Unperturbed, she writes, I can make something to soothe your headaches.

“No.”

I can help you.

“I don’t need your help. I manage these headaches the same way I manage everything else.”

By suffering, you mean? she writes, getting to her feet.

“I don’t suffer, I just get on with it,” I snap, pissed that she’s looking at me like I’m some kind of martyr or worse, someone damaged.

She raises a brow, then pushes back away from the table and walks into the pantry. Glass chinks as she searches through the jars filled with different herbs, flower and plant matter all obtained for her in preparation of her arrival. Once Arden decided we’d call in her debt, he made sure she had everything she needed for her stay. A moment later she steps out with a jar of rosemary.

“Rosemary?”

She nods, placing the jar on the table and unscrewing the lid. Bringing it to her nose she breathes in, her eyes pressing shut in pleasure. I shift uncomfortably in my seat, getting the sudden urge to bend her flat over the table, lift up her skirt and bury my nose in her cunt, just so I can breathe in her scent in the same way.

“Fuck!” I mutter.

Her gaze snaps up and she blanches, slowly setting the jar on the table as she reads my expression. She must see something that she doesn’t like because her gaze tracks to the kitchen door as though she’s assessing how successful her escape might be if she needed to run.

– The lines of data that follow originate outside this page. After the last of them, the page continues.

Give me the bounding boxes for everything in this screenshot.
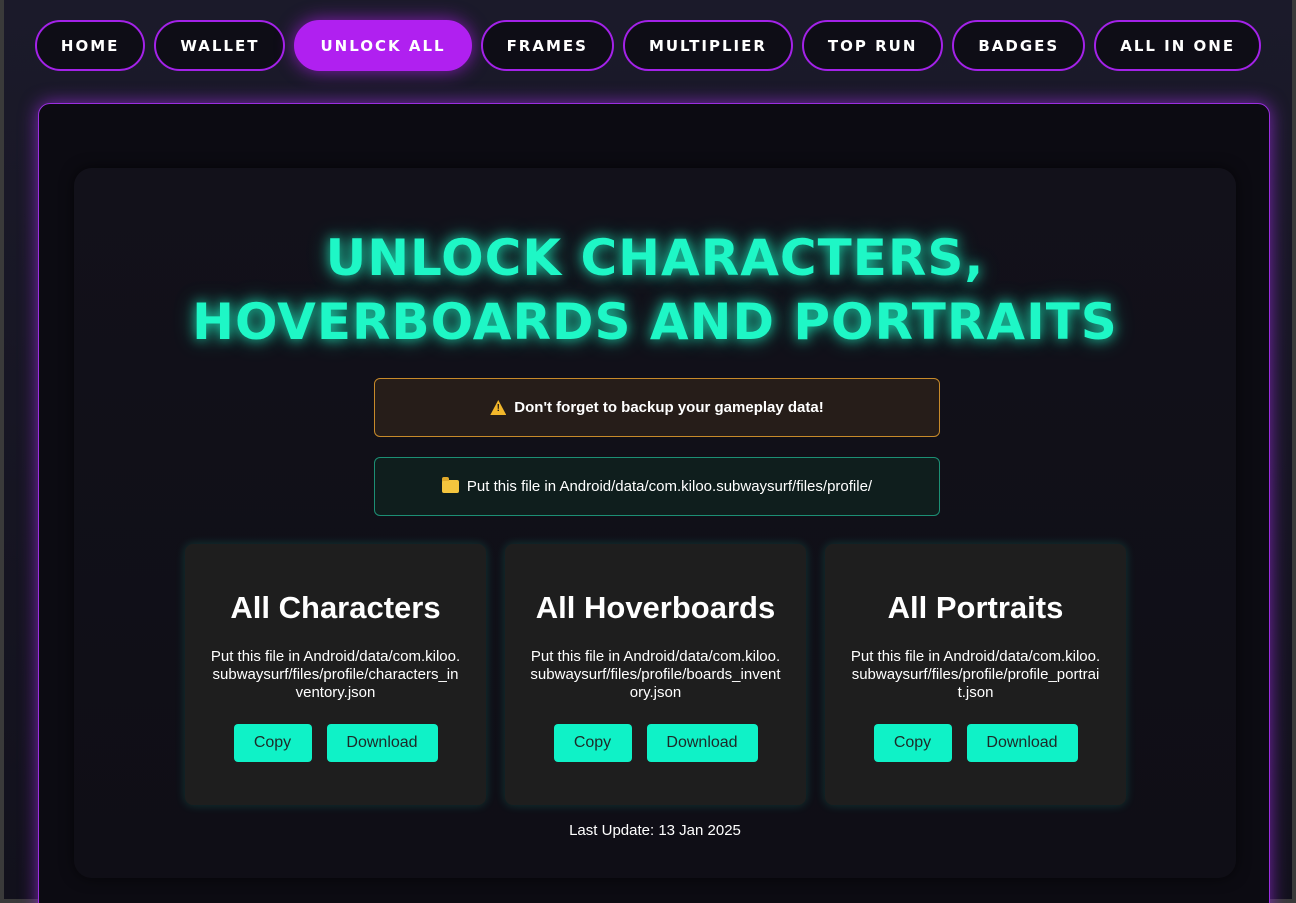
content-frame: Unlock Characters, Hoverboards and Portr…: [38, 103, 1270, 903]
backup-warning-text: Don't forget to backup your gameplay dat…: [514, 399, 824, 416]
nav-unlock-all-button[interactable]: Unlock All: [294, 20, 472, 71]
nav-top-run-button[interactable]: Top Run: [801, 20, 944, 71]
card-all-characters: All Characters Put this file in Android/…: [185, 544, 486, 805]
page-title: Unlock Characters, Hoverboards and Portr…: [192, 229, 1118, 351]
card-actions: Copy Download: [873, 724, 1078, 762]
backup-warning-alert: Don't forget to backup your gameplay dat…: [374, 378, 940, 437]
card-all-hoverboards: All Hoverboards Put this file in Android…: [505, 544, 806, 805]
download-characters-button[interactable]: Download: [326, 724, 438, 762]
nav-badges-button[interactable]: Badges: [952, 20, 1086, 71]
card-actions: Copy Download: [553, 724, 758, 762]
card-instructions: Put this file in Android/data/com.kiloo.…: [850, 648, 1101, 701]
unlock-panel: Unlock Characters, Hoverboards and Portr…: [74, 168, 1236, 878]
file-cards: All Characters Put this file in Android/…: [185, 544, 1126, 805]
nav-home-button[interactable]: Home: [34, 20, 146, 71]
nav-multiplier-button[interactable]: Multiplier: [622, 20, 793, 71]
file-path-info-alert: Put this file in Android/data/com.kiloo.…: [374, 457, 940, 516]
card-instructions: Put this file in Android/data/com.kiloo.…: [210, 648, 461, 701]
copy-hoverboards-button[interactable]: Copy: [553, 724, 632, 762]
card-instructions: Put this file in Android/data/com.kiloo.…: [530, 648, 781, 701]
folder-icon: [441, 477, 459, 493]
card-title: All Characters: [230, 590, 441, 625]
card-actions: Copy Download: [233, 724, 438, 762]
warning-icon: [490, 400, 507, 415]
last-update-text: Last Update: 13 Jan 2025: [569, 822, 741, 839]
nav-wallet-button[interactable]: Wallet: [154, 20, 286, 71]
nav-frames-button[interactable]: Frames: [480, 20, 614, 71]
top-nav: Home Wallet Unlock All Frames Multiplier…: [4, 20, 1292, 71]
nav-all-in-one-button[interactable]: All In One: [1094, 20, 1262, 71]
copy-characters-button[interactable]: Copy: [233, 724, 312, 762]
copy-portraits-button[interactable]: Copy: [873, 724, 952, 762]
download-portraits-button[interactable]: Download: [966, 724, 1078, 762]
card-all-portraits: All Portraits Put this file in Android/d…: [825, 544, 1126, 805]
file-path-info-text: Put this file in Android/data/com.kiloo.…: [466, 478, 873, 495]
card-title: All Portraits: [887, 590, 1064, 625]
download-hoverboards-button[interactable]: Download: [646, 724, 758, 762]
card-title: All Hoverboards: [535, 590, 776, 625]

She wouldn’t get very far.

“I could tell you that you’ve nothing to fear and that I don’t want to hurt you, but that would be a lie. I always have,” I say, nothing if not honest. “If you run, I will catch you. Haven’t I proven that every time in the past?”

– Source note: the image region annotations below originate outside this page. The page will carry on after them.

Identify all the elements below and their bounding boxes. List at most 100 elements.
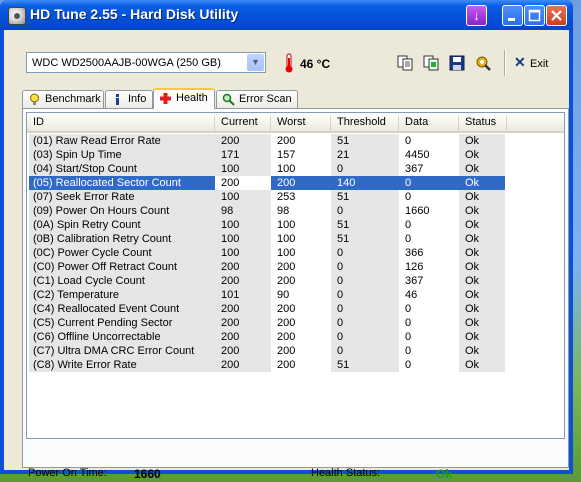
cell-status: Ok bbox=[459, 358, 505, 372]
maximize-button[interactable] bbox=[524, 5, 545, 26]
maximize-icon bbox=[528, 9, 541, 22]
table-header: ID Current Worst Threshold Data Status bbox=[27, 113, 564, 133]
cell-current: 200 bbox=[215, 260, 271, 274]
cell-worst: 200 bbox=[277, 135, 296, 147]
table-row[interactable]: (C2) Temperature 101 90 0 46 Ok bbox=[29, 288, 505, 302]
cell-data: 0 bbox=[399, 176, 459, 190]
chevron-down-icon[interactable]: ▼ bbox=[247, 54, 264, 71]
cell-id: (0C) Power Cycle Count bbox=[29, 246, 215, 260]
table-row[interactable]: (03) Spin Up Time 171 157 21 4450 Ok bbox=[29, 148, 505, 162]
cell-id: (C5) Current Pending Sector bbox=[29, 316, 215, 330]
copy-screen-icon[interactable] bbox=[422, 54, 440, 72]
exit-label: Exit bbox=[530, 58, 549, 70]
minimize-icon bbox=[508, 18, 515, 21]
table-row[interactable]: (C4) Reallocated Event Count 200 200 0 0 Ok bbox=[29, 302, 505, 316]
hdtune-window: HD Tune 2.55 - Hard Disk Utility ↓ WDC W… bbox=[0, 0, 573, 481]
column-header-threshold[interactable]: Threshold bbox=[331, 116, 399, 131]
cell-worst: 200 bbox=[277, 345, 296, 357]
save-icon[interactable] bbox=[448, 54, 466, 72]
copy-icon[interactable] bbox=[396, 54, 414, 72]
cell-current: 200 bbox=[215, 330, 271, 344]
cell-status: Ok bbox=[459, 162, 505, 176]
magnifier-icon bbox=[222, 93, 235, 106]
health-status-label: Health Status: bbox=[311, 467, 381, 479]
table-row[interactable]: (0C) Power Cycle Count 100 100 0 366 Ok bbox=[29, 246, 505, 260]
tab-health[interactable]: Health bbox=[153, 88, 215, 109]
cell-threshold: 0 bbox=[331, 274, 399, 288]
drive-select[interactable]: WDC WD2500AAJB-00WGA (250 GB) ▼ bbox=[26, 52, 266, 73]
cell-threshold: 51 bbox=[331, 218, 399, 232]
cell-threshold: 0 bbox=[331, 330, 399, 344]
column-header-id[interactable]: ID bbox=[27, 116, 215, 131]
cell-current: 200 bbox=[215, 134, 271, 148]
close-button[interactable] bbox=[546, 5, 567, 26]
cell-threshold: 140 bbox=[331, 176, 399, 190]
table-row[interactable]: (01) Raw Read Error Rate 200 200 51 0 Ok bbox=[29, 134, 505, 148]
table-row[interactable]: (C1) Load Cycle Count 200 200 0 367 Ok bbox=[29, 274, 505, 288]
cell-threshold: 51 bbox=[331, 232, 399, 246]
table-row[interactable]: (07) Seek Error Rate 100 253 51 0 Ok bbox=[29, 190, 505, 204]
table-row[interactable]: (C5) Current Pending Sector 200 200 0 0 Ok bbox=[29, 316, 505, 330]
health-status-value: Ok bbox=[436, 467, 453, 481]
cell-threshold: 51 bbox=[331, 190, 399, 204]
table-row[interactable]: (C0) Power Off Retract Count 200 200 0 126 Ok bbox=[29, 260, 505, 274]
cell-worst: 200 bbox=[277, 359, 296, 371]
cell-id: (09) Power On Hours Count bbox=[29, 204, 215, 218]
cell-data: 0 bbox=[405, 191, 412, 203]
minimize-button[interactable] bbox=[502, 5, 523, 26]
table-row[interactable]: (09) Power On Hours Count 98 98 0 1660 Ok bbox=[29, 204, 505, 218]
tab-info[interactable]: Info bbox=[105, 90, 153, 108]
cell-data: 46 bbox=[405, 289, 418, 301]
cell-threshold: 0 bbox=[331, 344, 399, 358]
cell-worst: 98 bbox=[277, 205, 290, 217]
cell-data: 0 bbox=[405, 135, 412, 147]
cell-worst: 253 bbox=[277, 191, 296, 203]
smart-table: ID Current Worst Threshold Data Status (… bbox=[26, 112, 565, 439]
cell-data: 1660 bbox=[405, 205, 430, 217]
cell-threshold: 0 bbox=[331, 246, 399, 260]
cell-current: 171 bbox=[215, 148, 271, 162]
cell-data: 367 bbox=[405, 163, 424, 175]
cell-worst: 100 bbox=[277, 233, 296, 245]
cell-id: (01) Raw Read Error Rate bbox=[29, 134, 215, 148]
table-row[interactable]: (C7) Ultra DMA CRC Error Count 200 200 0 0 Ok bbox=[29, 344, 505, 358]
table-row[interactable]: (C8) Write Error Rate 200 200 51 0 Ok bbox=[29, 358, 505, 372]
column-header-worst[interactable]: Worst bbox=[271, 116, 331, 131]
cell-worst: 200 bbox=[271, 176, 331, 190]
options-icon[interactable] bbox=[474, 54, 492, 72]
table-row[interactable]: (04) Start/Stop Count 100 100 0 367 Ok bbox=[29, 162, 505, 176]
cell-worst: 157 bbox=[277, 149, 296, 161]
table-row[interactable]: (C6) Offline Uncorrectable 200 200 0 0 Ok bbox=[29, 330, 505, 344]
cell-id: (07) Seek Error Rate bbox=[29, 190, 215, 204]
cell-data: 0 bbox=[405, 219, 412, 231]
cell-id: (C7) Ultra DMA CRC Error Count bbox=[29, 344, 215, 358]
thermometer-icon bbox=[285, 53, 293, 73]
cell-worst: 200 bbox=[277, 261, 296, 273]
column-header-status[interactable]: Status bbox=[459, 116, 507, 131]
cell-status: Ok bbox=[459, 330, 505, 344]
cell-current: 100 bbox=[215, 190, 271, 204]
cell-current: 200 bbox=[215, 274, 271, 288]
client-area: WDC WD2500AAJB-00WGA (250 GB) ▼ 46 °C ✕ … bbox=[4, 30, 569, 481]
title-bar[interactable]: HD Tune 2.55 - Hard Disk Utility ↓ bbox=[0, 0, 573, 30]
column-header-current[interactable]: Current bbox=[215, 116, 271, 131]
tab-error-scan[interactable]: Error Scan bbox=[216, 90, 298, 108]
cell-threshold: 51 bbox=[331, 358, 399, 372]
cell-id: (C4) Reallocated Event Count bbox=[29, 302, 215, 316]
special-button[interactable]: ↓ bbox=[466, 5, 487, 26]
cell-status: Ok bbox=[459, 246, 505, 260]
cell-worst: 200 bbox=[277, 275, 296, 287]
cell-current: 200 bbox=[215, 316, 271, 330]
cell-data: 0 bbox=[405, 345, 412, 357]
table-row[interactable]: (0B) Calibration Retry Count 100 100 51 0 Ok bbox=[29, 232, 505, 246]
column-header-data[interactable]: Data bbox=[399, 116, 459, 131]
cell-threshold: 21 bbox=[331, 148, 399, 162]
cell-worst: 90 bbox=[277, 289, 290, 301]
tab-label: Benchmark bbox=[45, 93, 101, 105]
table-row[interactable]: (05) Reallocated Sector Count 200 200 140 0 O… bbox=[29, 176, 505, 190]
cell-data: 4450 bbox=[405, 149, 430, 161]
cell-threshold: 0 bbox=[331, 260, 399, 274]
table-row[interactable]: (0A) Spin Retry Count 100 100 51 0 Ok bbox=[29, 218, 505, 232]
cell-current: 200 bbox=[215, 176, 271, 190]
tab-benchmark[interactable]: Benchmark bbox=[22, 90, 104, 108]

Her cheeks flush a deep pink and I know she remembers all the times I caught her in our youth. It was always me who found her first. Always. I always let them believe they were the best hunters, they weren’t.

She presses her palms against the surface of the table. Her pinky finger grazing the handle of a kitchen knife resting there. I can almost see the thoughts running through her head as she debates whether to snatch it up and lash out at me.

I wait, intrigued to see whether she’ll give me a reason to hurt her, almost wishing she would put us both out of our misery and do what we both know she wants to do. Instead she reaches for her pad and pen, writing more than a sentence given the length of time it takes her to finish. I expect her to lash out, to berate me, scorn me, curse me with her words.